Notre Dame appoints Diane Parr Walker university librarian

Author: Dennis Brown

Diane Parr Walker

Diane Parr Walker, deputy university librarian at the University of Virginia, has been named Edward H. Arnold University Librarian at the University of Notre Dame, Provost Thomas G. Burish announced. Walker’s appointment is effective July 25.

“Responding to the many demands and challenges of supporting our vision of being the pre-eminent Catholic research university will require a forward-looking University library system that is prepared to meet the future research, scholarship and teaching needs of faculty and students,” Burish said. “Diane Walker is a superb administrator who has the experience, vision and leadership skills to transform the Hesburgh Libraries into a model research library of the 21st century. She is a proven innovator who understands how to manage the complex challenges imposed by rapidly changing technology and the demands of traditional scholarship. We are delighted to have Diane direct our efforts to ensure that we utilize our information resources and talent in a manner that best serves our academic mission.”

Burish added: “I am grateful to Assistant Provost Susan Ohmer for her skillful and dedicated service as interim director of libraries, as well as for the hard work of the search committee that identified, recruited and evaluated candidates for the position.” A member of the University of Virginia library staff for 26 years, Walker has served in her current position since 2003.

“This is an energizing and exciting time for research libraries in general and for Notre Dame especially,” Walker said. “It is an honor to be invited to lead the libraries at this time of high expectations and of great opportunity. I look forward to joining the community and together with them building the Notre Dame library for the future.”

Since 2006, Walker has guided planning and coordination of all library services for the wide variety of disciplines represented at a large research institution. She has been responsible for Virginia’s library administrative services, including finances and budget, human resources, facilities planning and maintenance, and management information services. She leads the library’s strategic planning processes and directs the daily operations of a system with 12 locations, 230 faculty and staff and an operating budget of $23 million.

Among the initiatives Walker has led or in which she has played a key role were the planning and construction of a new special collections library, a major renovation of the Charles L. Brown Science & Engineering Library, opening a café in the lobby of the main library (Virginia’s was among the first University libraries to do so), and long-range re-imagining of the physical facilities of the main library in preparation for a major renovation of a building that is more than 70 years old.
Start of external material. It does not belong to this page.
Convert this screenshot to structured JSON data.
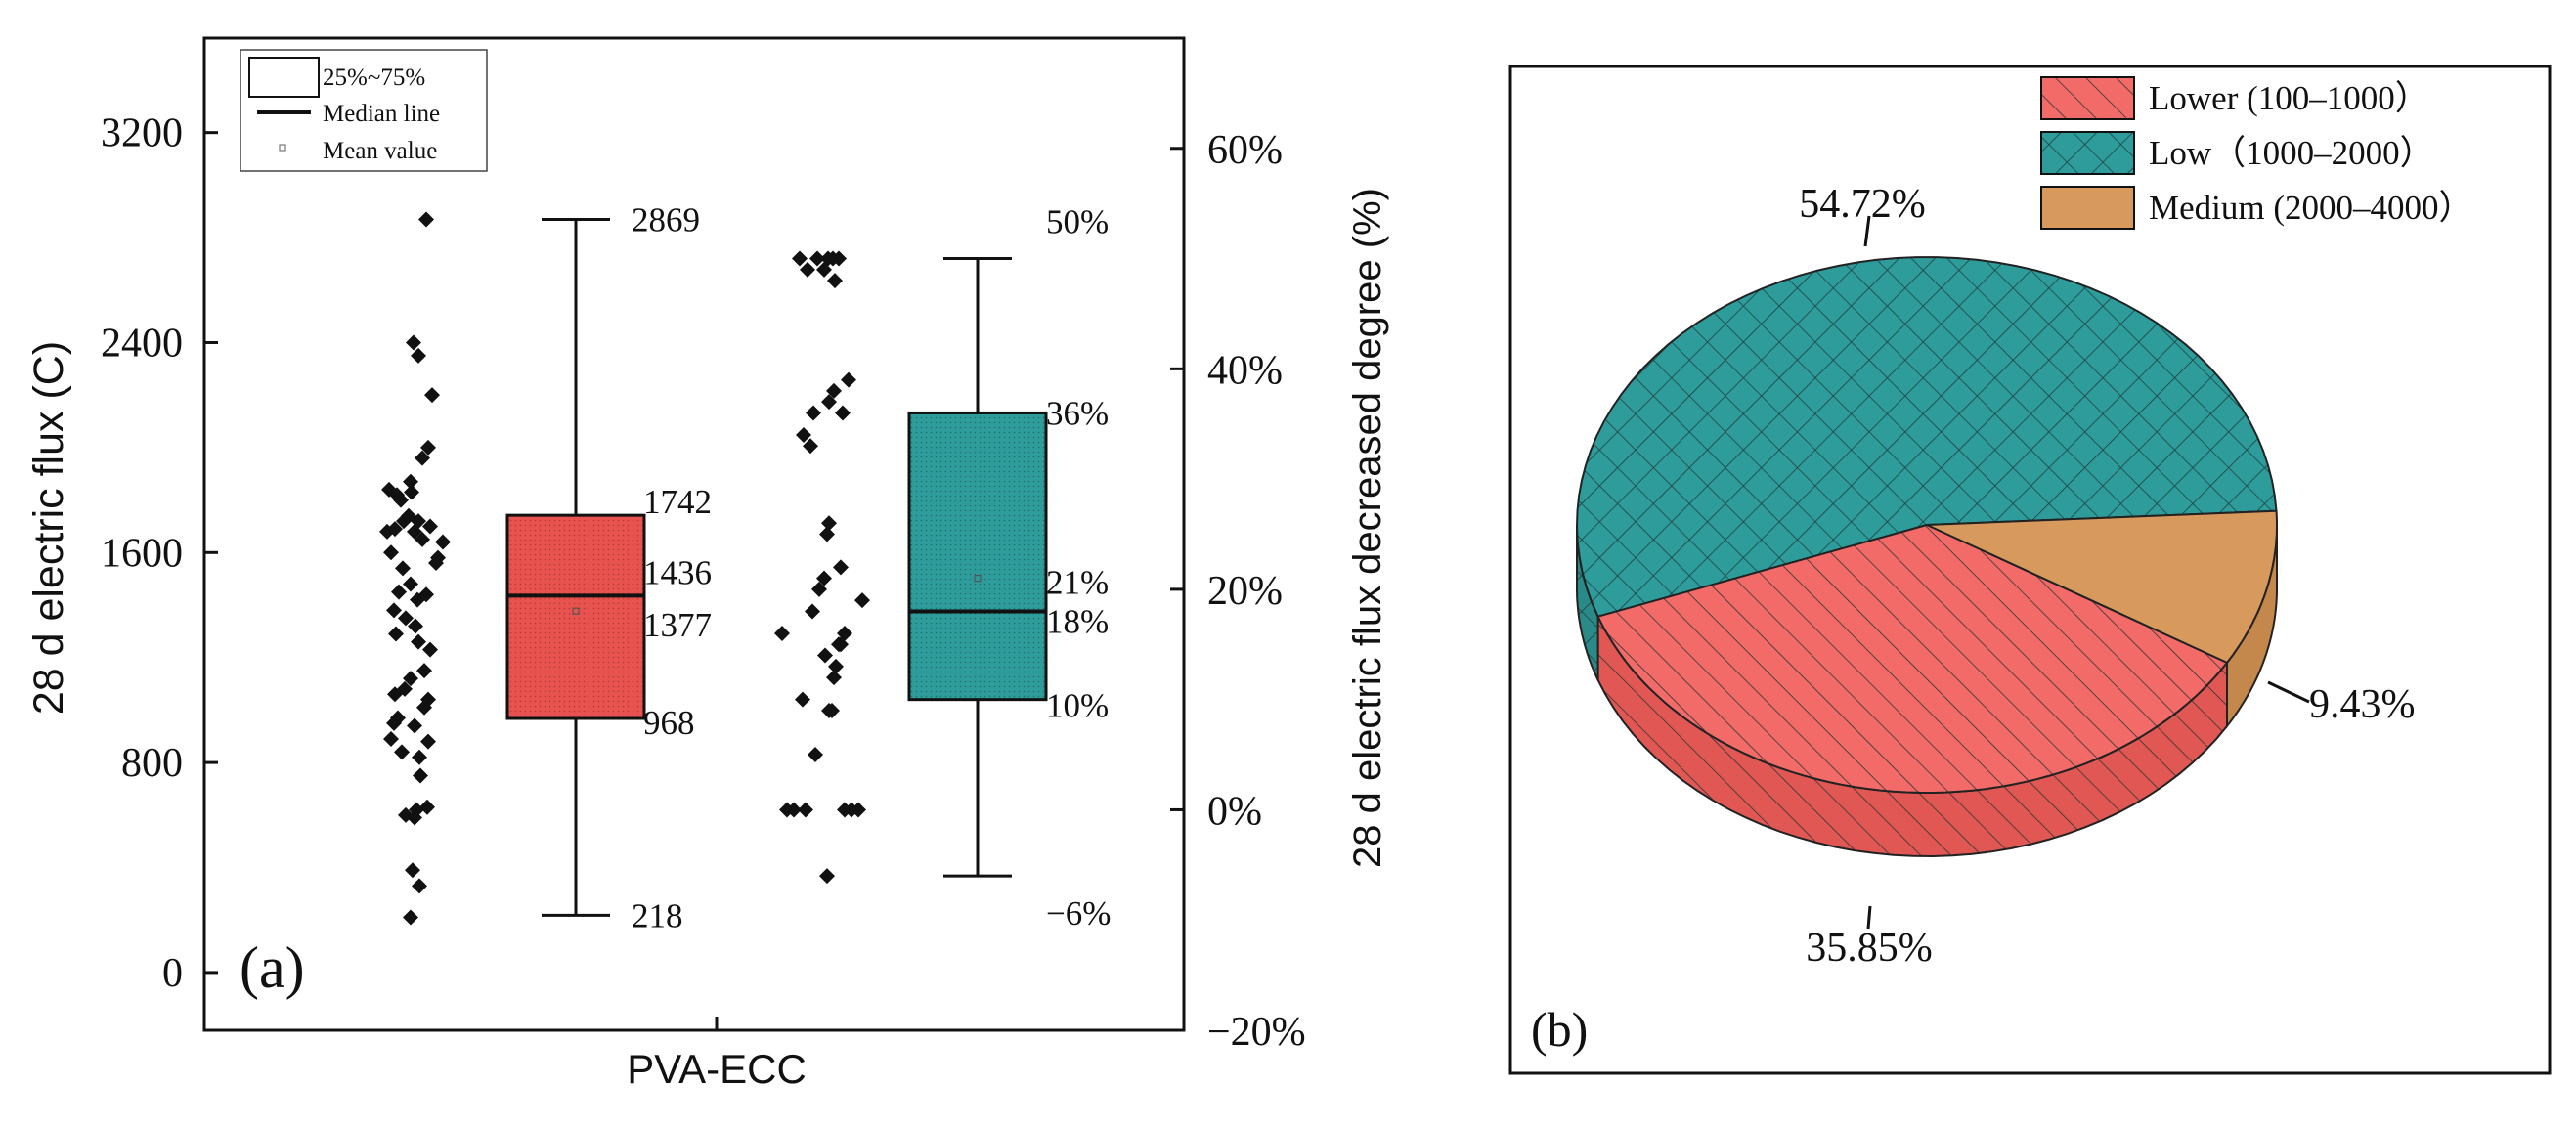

Walker also collaborated with colleagues in the university’s information technology division on an incentive and training program for humanities faculty to help them incorporate technology in their classrooms, and more recently to coordinate a strategic institutional shift from providing computer labs to making it easier for students to use their own laptops throughout the libraries and across campus. She also developed and helped to redirect collection development and management strategies as the balance has shifted increasingly from all print and physical formats to digital.

From 2003 to 2006, Walker focused on public services, collection development, user education, facilities and interlibrary services and established library services for the university’s Semester at Sea program.
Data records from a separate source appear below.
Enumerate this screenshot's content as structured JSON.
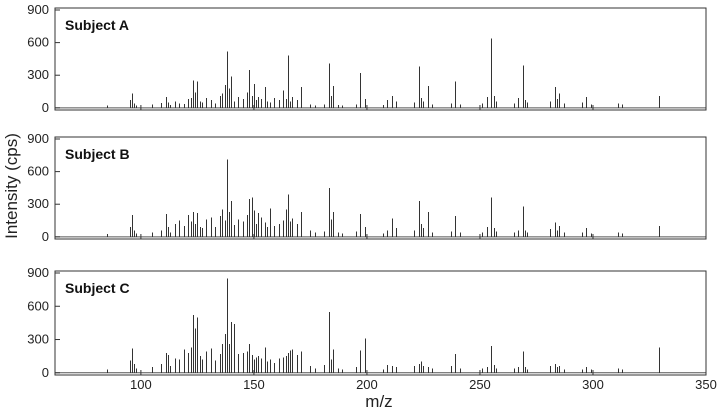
{
  "chart_data": [
    {
      "type": "bar",
      "title": "Subject A",
      "xlabel": "m/z",
      "ylabel": "Intensity (cps)",
      "xlim": [
        62,
        350
      ],
      "ylim": [
        -20,
        900
      ],
      "yticks": [
        0,
        300,
        600,
        900
      ],
      "x": [
        85,
        95,
        96,
        97,
        98,
        105,
        109,
        111,
        112,
        113,
        115,
        117,
        119,
        121,
        122,
        123,
        124,
        125,
        126,
        127,
        129,
        131,
        133,
        135,
        136,
        137,
        138,
        139,
        140,
        141,
        143,
        145,
        147,
        148,
        149,
        150,
        151,
        152,
        153,
        155,
        156,
        157,
        159,
        161,
        163,
        164,
        165,
        166,
        167,
        169,
        171,
        175,
        177,
        181,
        183,
        184,
        185,
        187,
        189,
        195,
        197,
        199,
        207,
        209,
        211,
        213,
        221,
        223,
        224,
        225,
        227,
        229,
        237,
        239,
        241,
        251,
        253,
        255,
        256,
        257,
        265,
        267,
        269,
        270,
        271,
        281,
        283,
        284,
        285,
        287,
        295,
        297,
        299,
        311,
        313,
        329
      ],
      "values": [
        20,
        70,
        130,
        40,
        20,
        30,
        45,
        100,
        50,
        25,
        60,
        40,
        35,
        80,
        90,
        250,
        140,
        240,
        60,
        50,
        90,
        70,
        40,
        110,
        130,
        210,
        520,
        180,
        290,
        60,
        100,
        80,
        140,
        350,
        110,
        220,
        70,
        100,
        80,
        190,
        60,
        50,
        90,
        70,
        160,
        80,
        480,
        60,
        100,
        70,
        190,
        30,
        20,
        30,
        410,
        110,
        200,
        25,
        20,
        30,
        320,
        80,
        25,
        70,
        110,
        60,
        50,
        380,
        90,
        60,
        200,
        30,
        40,
        240,
        30,
        40,
        100,
        640,
        110,
        60,
        40,
        90,
        390,
        70,
        50,
        60,
        190,
        80,
        130,
        40,
        50,
        100,
        30,
        40,
        30,
        110
      ]
    },
    {
      "type": "bar",
      "title": "Subject B",
      "xlabel": "m/z",
      "ylabel": "Intensity (cps)",
      "xlim": [
        62,
        350
      ],
      "ylim": [
        -20,
        900
      ],
      "yticks": [
        0,
        300,
        600,
        900
      ],
      "x": [
        85,
        95,
        96,
        97,
        98,
        105,
        109,
        111,
        112,
        113,
        115,
        117,
        119,
        121,
        122,
        123,
        124,
        125,
        126,
        127,
        129,
        131,
        133,
        135,
        136,
        137,
        138,
        139,
        140,
        141,
        143,
        145,
        147,
        148,
        149,
        150,
        151,
        152,
        153,
        155,
        156,
        157,
        159,
        161,
        163,
        164,
        165,
        166,
        167,
        169,
        171,
        175,
        177,
        181,
        183,
        184,
        185,
        187,
        189,
        195,
        197,
        199,
        207,
        209,
        211,
        213,
        221,
        223,
        224,
        225,
        227,
        229,
        237,
        239,
        241,
        251,
        253,
        255,
        256,
        257,
        265,
        267,
        269,
        270,
        271,
        281,
        283,
        284,
        285,
        287,
        295,
        297,
        299,
        311,
        313,
        329
      ],
      "values": [
        25,
        90,
        200,
        60,
        30,
        40,
        60,
        210,
        90,
        40,
        120,
        150,
        100,
        200,
        140,
        230,
        120,
        220,
        90,
        80,
        160,
        180,
        90,
        190,
        250,
        150,
        710,
        230,
        330,
        110,
        160,
        140,
        200,
        350,
        360,
        240,
        120,
        220,
        180,
        130,
        90,
        260,
        100,
        120,
        150,
        250,
        390,
        140,
        170,
        120,
        230,
        60,
        40,
        50,
        450,
        160,
        230,
        40,
        30,
        50,
        210,
        90,
        30,
        60,
        170,
        80,
        60,
        330,
        120,
        80,
        230,
        40,
        50,
        190,
        40,
        40,
        90,
        360,
        80,
        50,
        40,
        60,
        280,
        60,
        40,
        70,
        130,
        60,
        100,
        40,
        40,
        80,
        30,
        40,
        30,
        100
      ]
    },
    {
      "type": "bar",
      "title": "Subject C",
      "xlabel": "m/z",
      "ylabel": "Intensity (cps)",
      "xlim": [
        62,
        350
      ],
      "ylim": [
        -20,
        900
      ],
      "yticks": [
        0,
        300,
        600,
        900
      ],
      "x": [
        85,
        95,
        96,
        97,
        98,
        105,
        109,
        111,
        112,
        113,
        115,
        117,
        119,
        121,
        122,
        123,
        124,
        125,
        126,
        127,
        129,
        131,
        133,
        135,
        136,
        137,
        138,
        139,
        140,
        141,
        143,
        145,
        147,
        148,
        149,
        150,
        151,
        152,
        153,
        155,
        156,
        157,
        159,
        161,
        163,
        164,
        165,
        166,
        167,
        169,
        171,
        175,
        177,
        181,
        183,
        184,
        185,
        187,
        189,
        195,
        197,
        199,
        207,
        209,
        211,
        213,
        221,
        223,
        224,
        225,
        227,
        229,
        237,
        239,
        241,
        251,
        253,
        255,
        256,
        257,
        265,
        267,
        269,
        270,
        271,
        281,
        283,
        284,
        285,
        287,
        295,
        297,
        299,
        311,
        313,
        329
      ],
      "values": [
        30,
        110,
        220,
        80,
        40,
        50,
        80,
        180,
        160,
        60,
        130,
        120,
        210,
        180,
        230,
        520,
        400,
        500,
        150,
        120,
        190,
        220,
        110,
        170,
        260,
        350,
        850,
        260,
        460,
        440,
        170,
        180,
        190,
        260,
        160,
        120,
        140,
        150,
        130,
        230,
        100,
        120,
        90,
        130,
        140,
        150,
        180,
        200,
        210,
        160,
        190,
        60,
        40,
        70,
        550,
        120,
        210,
        40,
        30,
        50,
        200,
        310,
        30,
        70,
        60,
        50,
        60,
        80,
        100,
        60,
        50,
        40,
        60,
        170,
        40,
        40,
        50,
        240,
        70,
        40,
        40,
        50,
        190,
        50,
        30,
        60,
        80,
        50,
        60,
        30,
        30,
        50,
        30,
        40,
        30,
        230
      ]
    }
  ],
  "figure": {
    "ylabel": "Intensity (cps)",
    "xlabel": "m/z",
    "xticks": [
      100,
      150,
      200,
      250,
      300,
      350
    ]
  }
}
Walker earned master’s degrees in musicology from the University of Iowa and in library and information science from the University of Illinois and her bachelor’s degree in music literature from MacMurray College.

She served for five years as music cataloguer and reference librarian at the State University of New York at Buffalo. Prior to her present position at Virginia, she was the university’s music librarian, coordinator for humanities and social sciences branch libraries and associate university librarian for user services.

Walker is a past president of the Music Library Association and has served as a member-at-large on the board of directors and as treasurer of the association.

The Hesburgh Libraries at Notre Dame are served by more than 175 faculty and staff members and are composed of the main Hesburgh Library and eight other libraries across campus. They contain more than 3.3 million volumes, over 34,000 electronic titles, some 3 million microform units, and more than 29,000 audiovisual items – all in support of learning, teaching and research.